Any way to aggregate multple hosts without using Cloud?

Hey there.

Well probably a stupid question, since it’s clear that Netdata Cloud is proprietary (which I can understand), but…

Is there any way to get similar functionality without using it?
That is aggregating the metrics of many hosts… maybe with several groups of them… similar to what e.g. ganglia does (just a bit more modernish as netdata is).

In some areas sending any such data (and if it’s just hostnames or an indication what might be done on some nodes) to a 3rd party (even if they promise to not store anything) is simply not an option or even forbidden by law.

Thanks,
Philippe

Hello @Philippe_Cerfon welcome to the community!

I had a sort of draft collector i was using myself (on a parent node) that might be useful for what you are asking:

We are working on a place in netdata/community repo where people can add third party collectors and make it easier for users to install them while at the same time not having to be officially supported by netdata.

Here is a little bit in the docs about third party collectors - i want to add a bit more to it and make it clearer and easier for how to install them.

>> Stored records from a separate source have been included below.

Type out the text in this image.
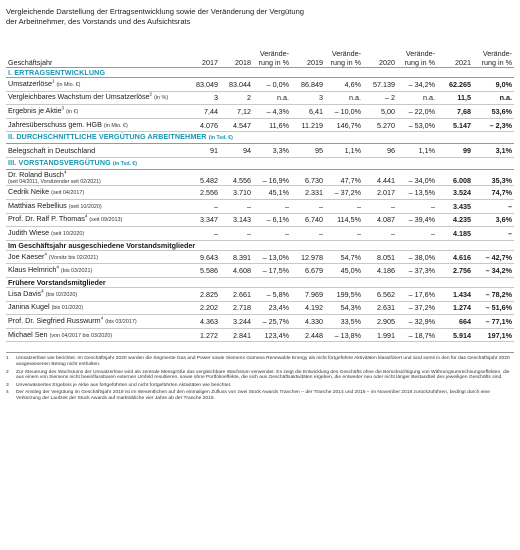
Vergleichende Darstellung der Ertragsentwicklung sowie der Veränderung der Vergütung
der Arbeitnehmer, des Vorstands und des Aufsichtsrats
Geschäftsjahr	2017	2018	Verände-rung in %	2019	Verände-rung in %	2020	Verände-rung in %	2021	Verände-rung in %
I. ERTRAGSENTWICKLUNG									
Umsatzerlöse$^1$ (in Mio. €)	83.049	83.044	– 0,0%	86.849	4,6%	57.139	– 34,2%	62.265	9,0%
Vergleichbares Wachstum der Umsatzerlöse$^2$ (in %)	3	2	n.a.	3	n.a.	– 2	n.a.	11,5	n.a.
Ergebnis je Aktie$^3$ (in €)	7,44	7,12	– 4,3%	6,41	– 10,0%	5,00	– 22,0%	7,68	53,6%
Jahresüberschuss gem. HGB (in Mio. €)	4.076	4.547	11,6%	11.219	146,7%	5.270	– 53,0%	5.147	– 2,3%
II. DURCHSCHNITTLICHE VERGÜTUNG ARBEITNEHMER (in Tsd. €)									
Belegschaft in Deutschland	91	94	3,3%	95	1,1%	96	1,1%	99	3,1%
III. VORSTANDSVERGÜTUNG (in Tsd. €)									
Dr. Roland Busch$^4$
(seit 04/2011, Vorsitzender seit 02/2021)	5.482	4.556	– 16,9%	6.730	47,7%	4.441	– 34,0%	6.008	35,3%
Cedrik Neike (seit 04/2017)	2.556	3.710	45,1%	2.331	– 37,2%	2.017	– 13,5%	3.524	74,7%
Matthias Rebellius (seit 10/2020)	–	–	–	–	–	–	–	3.435	–
Prof. Dr. Ralf P. Thomas$^4$ (seit 09/2013)	3.347	3.143	– 6,1%	6.740	114,5%	4.087	– 39,4%	4.235	3,6%
Judith Wiese (seit 10/2020)	–	–	–	–	–	–	–	4.185	–
Im Geschäftsjahr ausgeschiedene Vorstandsmitglieder									
Joe Kaeser$^4$ (Vorsitz bis 02/2021)	9.643	8.391	– 13,0%	12.978	54,7%	8.051	– 38,0%	4.616	– 42,7%
Klaus Helmrich$^4$ (bis 03/2021)	5.586	4.608	– 17,5%	6.679	45,0%	4.186	– 37,3%	2.756	– 34,2%
Frühere Vorstandsmitglieder									
Lisa Davis$^4$ (bis 02/2020)	2.825	2.661	– 5,8%	7.969	199,5%	6.562	– 17,6%	1.434	– 78,2%
Janina Kugel (bis 01/2020)	2.202	2.718	23,4%	4.192	54,3%	2.631	– 37,2%	1.274	– 51,6%
Prof. Dr. Siegfried Russwurm$^4$ (bis 03/2017)	4.363	3.244	– 25,7%	4.330	33,5%	2.905	– 32,9%	664	– 77,1%
Michael Sen (von 04/2017 bis 03/2020)	1.272	2.841	123,4%	2.448	– 13,8%	1.991	– 18,7%	5.914	197,1%
1	Umsatzerlöse wie berichtet. Im Geschäftsjahr 2020 wurden die Segmente Gas and Power sowie Siemens Gamesa Renewable Energy als nicht fortgeführte Aktivitäten klassifiziert und sind somit in den für das Geschäftsjahr 2020 ausgewiesenen Betrag nicht enthalten.
2	Zur Steuerung des Wachstums der Umsatzerlöse wird als zentrale Messgröße das vergleichbare Wachstum verwendet. Es zeigt die Entwicklung des Geschäfts ohne die Berücksichtigung von Währungsumrechnungseffekten, die aus einem von Siemens nicht beeinflussbaren externen Umfeld resultieren, sowie ohne Portfolioeffekte, die sich aus Geschäftsaktivitäten ergeben, die entweder neu oder nicht länger Bestandteil des jeweiligen Geschäfts sind.
3	Unverwässertes Ergebnis je Aktie aus fortgeführten und nicht fortgeführten Aktivitäten wie berichtet.
4	Der Anstieg der Vergütung im Geschäftsjahr 2019 ist im Wesentlichen auf den einmaligen Zufluss von zwei Stock Awards Tranchen – der Tranche 2014 und 2015 – im November 2018 zurückzuführen, bedingt durch eine Verkürzung der Laufzeit der Stock Awards auf marktübliche vier Jahre ab der Tranche 2015.
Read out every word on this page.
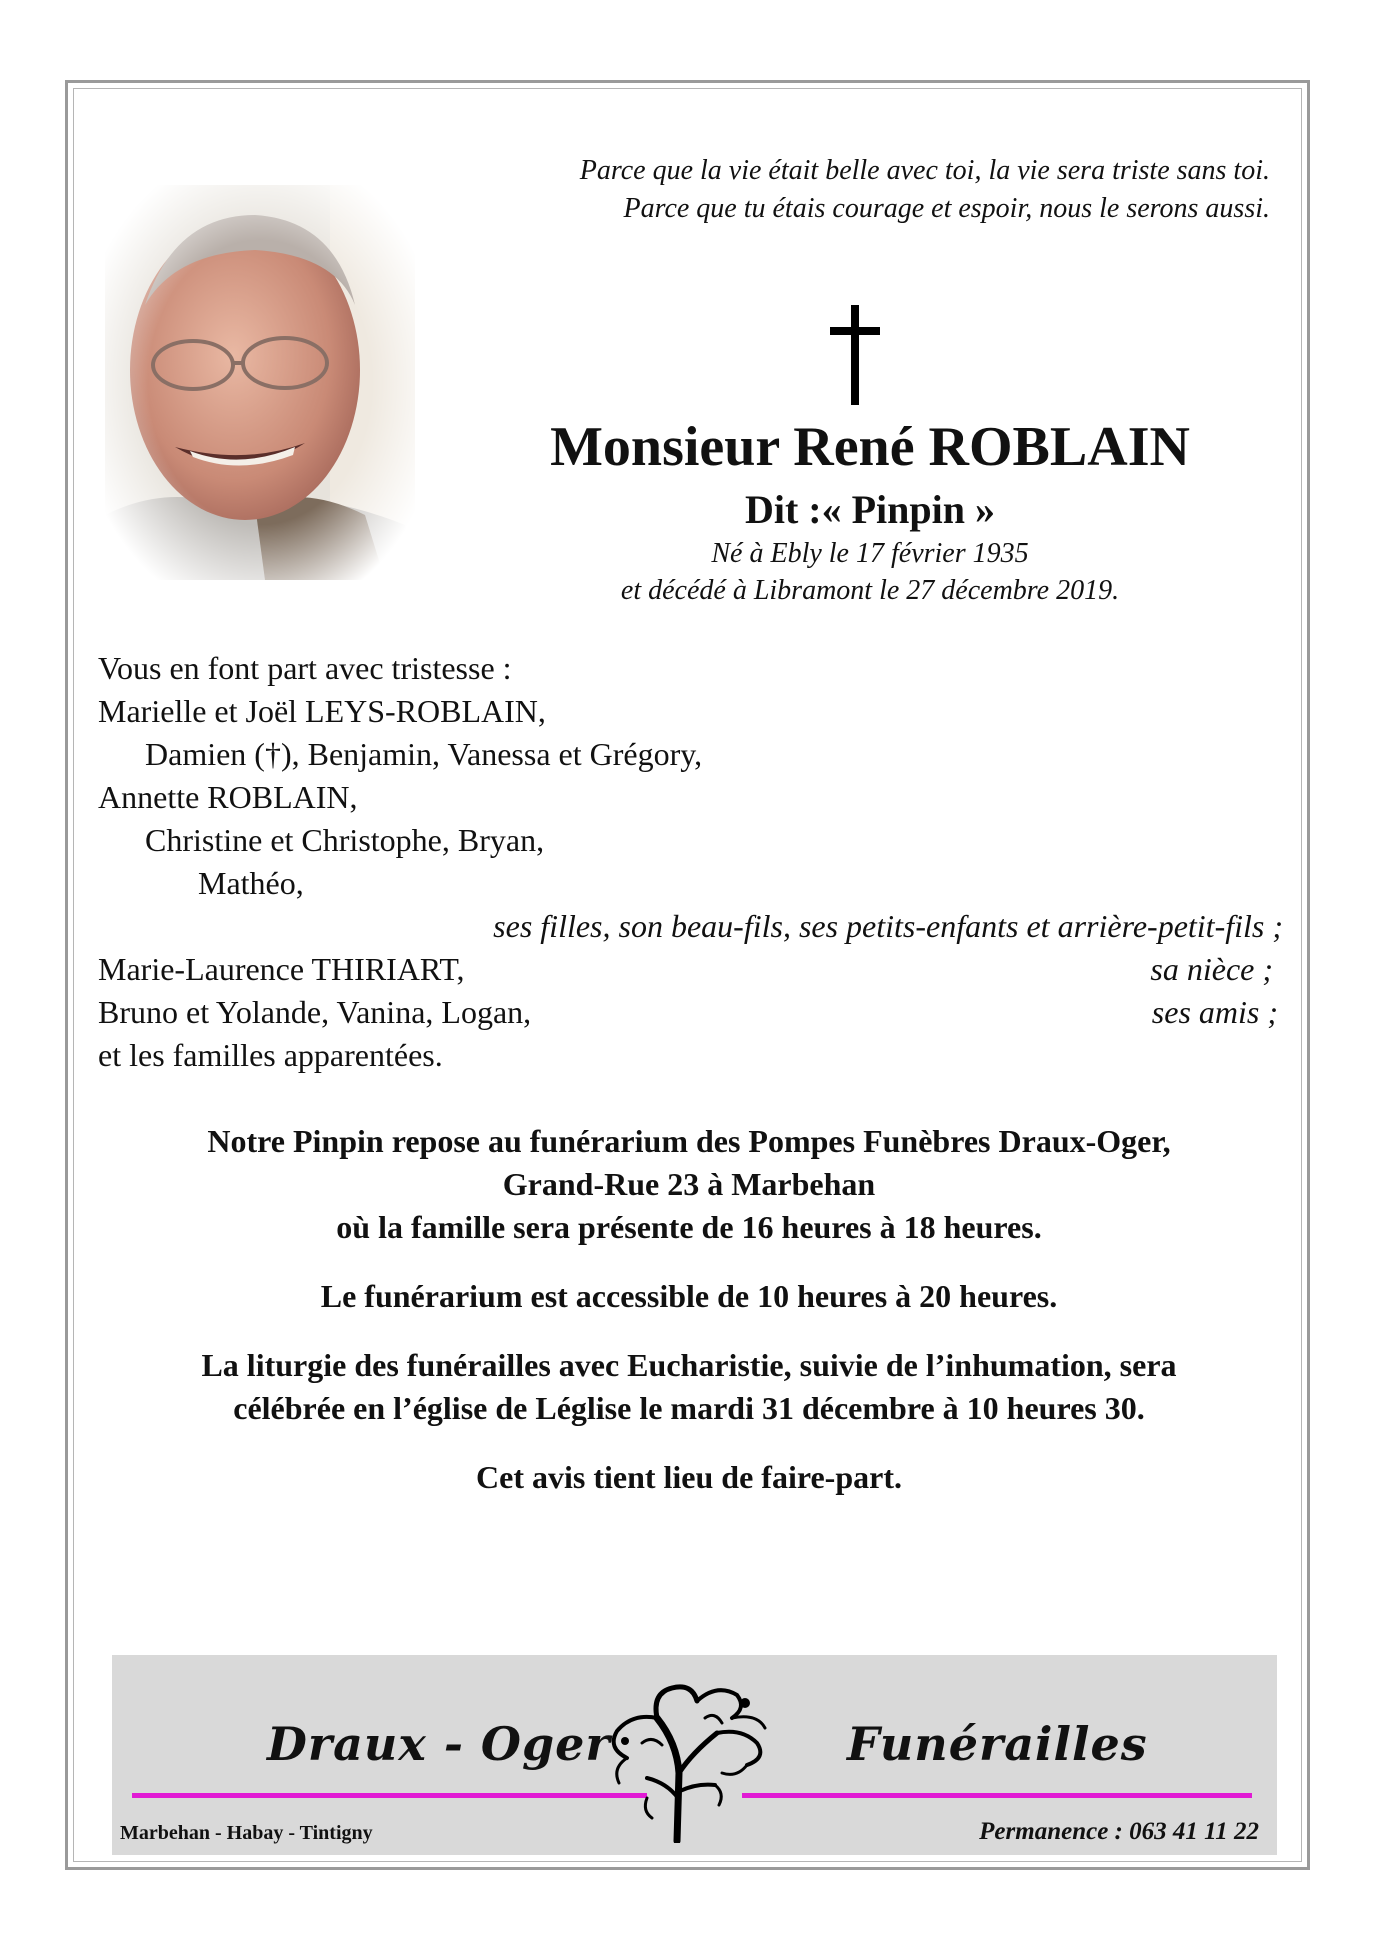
Parce que la vie était belle avec toi, la vie sera triste sans toi.
Parce que tu étais courage et espoir, nous le serons aussi.
Monsieur René ROBLAIN
Dit :« Pinpin »
Né à Ebly le 17 février 1935
et décédé à Libramont le 27 décembre 2019.
Vous en font part avec tristesse :
Marielle et Joël LEYS-ROBLAIN,
Damien (†), Benjamin, Vanessa et Grégory,
Annette ROBLAIN,
Christine et Christophe, Bryan,
Mathéo,
ses filles, son beau-fils, ses petits-enfants et arrière-petit-fils ;
Marie-Laurence THIRIART,	sa nièce ;
Bruno et Yolande, Vanina, Logan,	ses amis ;
et les familles apparentées.
Notre Pinpin repose au funérarium des Pompes Funèbres Draux-Oger,
Grand-Rue 23 à Marbehan
où la famille sera présente de 16 heures à 18 heures.
Le funérarium est accessible de 10 heures à 20 heures.
La liturgie des funérailles avec Eucharistie, suivie de l’inhumation, sera
célébrée en l’église de Léglise le mardi 31 décembre à 10 heures 30.
Cet avis tient lieu de faire-part.
Draux - Oger	Funérailles
Marbehan - Habay - Tintigny	Permanence : 063 41 11 22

Really, as best i understand it, it’s just a case of copying the aggregator.chart.py file into the /usr/libexec/netdata/python.d/ folder where netdata is running. Likewise for the aggregator.conf file into /etc/netdata/python.d/ and editing as you want.

So something like this could work i think:

# first install any requirements or dependencies for the third party collector - check their docs.
# (in this case i dont think there are any the way i had built it)

# get collector code file
sudo wget "https://raw.githubusercontent.com/andrewm4894/netdata/aggregator-collector/collectors/python.d.plugin/aggregator/aggregator.chart.py" -P /usr/libexec/netdata/python.d/

# get the conf file, which you can then edit as needed
sudo wget "https://raw.githubusercontent.com/andrewm4894/netdata/aggregator-collector/collectors/python.d.plugin/aggregator/aggregator.conf" -P /etc/netdata/python.d/

# then restart netdata
sudo systemctl restart netdata

Feel free to use this as a starting point and maybe customise or build out your own collector that maybe adds more features you want etc.

I’m going to see if we can do the bit of work we need to have a more user friendly way to handle all this via a place in the netdata/community repo where people can add their collectors and then really clear instructions for users on how to use them if they want.

I will say though that the Overview screen in cloud on each room is much better than this collector as you can have different aggregations and its much more efficient and dynamic and more will be built on it.

But for cases where this just might not be an option then something like the aggregator collector i made above (or some improved version of it in Go maybe) could help solve some use cases people might have.

At some point in the future we will have an on-premise, paid version of Netdata cloud too. It’s going to take a while though.

@andrewm4894 Thanks… I’ll have a look at it.

@Christopher_Akritid1
It seems several companies were able to come up with good and sustainable business models by offering (open sourced) community editions and enterprise editions that offer additional features. (Just take something like gitlab)

Single users, or very small companies but also e.g. little research groups like in my case case might typically anyway look out for completely free/open versions.
Be it that funding is a problem for them, or that they have security concerns or strict data protection rules.

The agent alone might not be useful enough for them, but a community edition of “Netdata Cloud” could be fully enough.
While bigger companies that need enterprise features (like LDAP or AD integration, or maybe sensors for Oracle DB and so on) could use (and pay for :wink: ) an enterprise edition.

An on premise CE makes sense too, thanks for the great suggestion. He have a very ambitious roadmap already and expect that we will have a sufficiently high free user base in organizations without such concerns, to fuel the growth and maturity of the cloud offering into a product with a paid option as well. Of course if that doesn’t go as we expect, we know that there’s high demand for on premise as well. But for the immediate future, we are concentrating on adding to the cloud the features we know any such solution would require anyway. Once we prove we can provide the value we believe we can provide, the sky is the limit!

I hope this makes sense. We will soon publish some blog posts going into a lot of detail about the type of information that we do store in the cloud and expect that concerns in most use cases will be addressed. Of course there will always be organizations where any data outside the organization is a non starter, but that’s a much rarer case than the typical ones we generally encounter.